The Yankees were tired of scalpers getting so much money for their tickets so they jacked prices up like crazy a few years back. There was no one buying those seats and it looked creepy watching the games on television. I think they did the right thing to maximize their profits by making the prices reflect the real value. But they went to far in what they though the tickets were worth and they paid the price both in revenues and in PR (because everyone noticed it).
DD,
I don’t think that Allan’s point is “good” at all. The performer sets the price of the tickets to cover his costs and make money. Whether the performance sells out due to the tickets being sold to the public at face value or whether “scalpers” or other interests buy the tickets up at face value, the performer makes the same money.
Arguable, the risk takers here are the scalpers as they buy tickets on the basis that they can sell them for more than the face value. If they buy all the tickets and the performance does not sell out, the venue has made money they wanted, the performer has made the money they wanted and the scalper is the one losing money.
Allan,
I am not sure where there is “graft or corruption.” Doesn’t the performer get the money they want from the face value of the tickets? If promoters want to steal tickets from performers and sell them, they don’t need scalpers to do so. They can just sell them on eBay, Craigslist, etc. At the end of the day, there is an accounting that says to the performer “this is the number of tickets that were sold and here is your money.” Failure to account for the tickets (ie stealing them) is different from scalping.
Gitarcarver,
The graft and corruption I refer to does not come from the actual companies who promote the event or own the venue. It is their employees, who could take a bribe to take the the tickets and sell them as a block to scalpers. The aggrieved party would be the company.

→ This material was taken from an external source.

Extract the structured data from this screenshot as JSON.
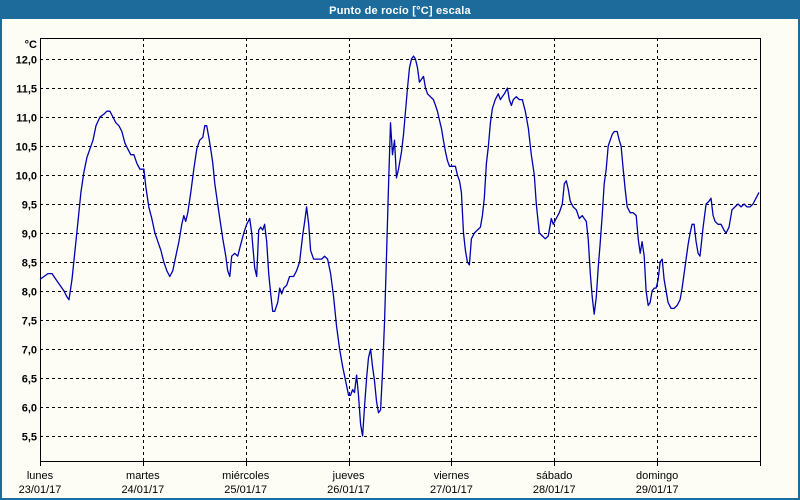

If the scalpers paid the company itself a bonus, I would agree this is not graft or corruption.
Allan,
I am not sure that you understand how controlled the tickets are in this day and age. Gone are the days in modern venues where an outside company prints tickets. Companies can tell you who bought what ticket, how and when it was paid for. It would be very difficult for a block of tickets to be “stolen” without it appearing on the tracking sheets for sales as there is no money for the seats.
However, assume that you have an employee of ticket company that steals the tickets and sells them to a scalper (without the money going back to the company.)
That would be a theft of property, the same as if the employee stole a case of canned corn from a grocery store.
We have laws in place that prosecute such actions and it is my opinion that we don’t need to have specific laws targeting specific businesses.
I agree that those Super Bowl tickets are expensive. I seriously considered making the six-hour drive to the big game this year, and was dissuaded by the four-and five-figure ticket prices. But I don’t agree with Mr Finkelman that those tickets were too expensive. Last night, I saw on my TV (in between the commercials) that every seat in Met Life Stadium was full.
In January 1983, I was a student at the Marshall School of Business at USC. Super Bowl XVIII was held at the Rose Bowl, which is 16 miles up the Harbor Freeway from the campus. The host committee had a few remaining seats in the upper reaches of the end zone to fill, and they quietly offered tickets a few days before the game to business-school students. I turned the offer down, because the price was way beyond my budget. That price was $75, which now seems ludicrously low. In 1983 and 2014 alike, the stadium was full of fans who were happy to pay the ticket prices, and the rest of us were able to enjoy the game on TV.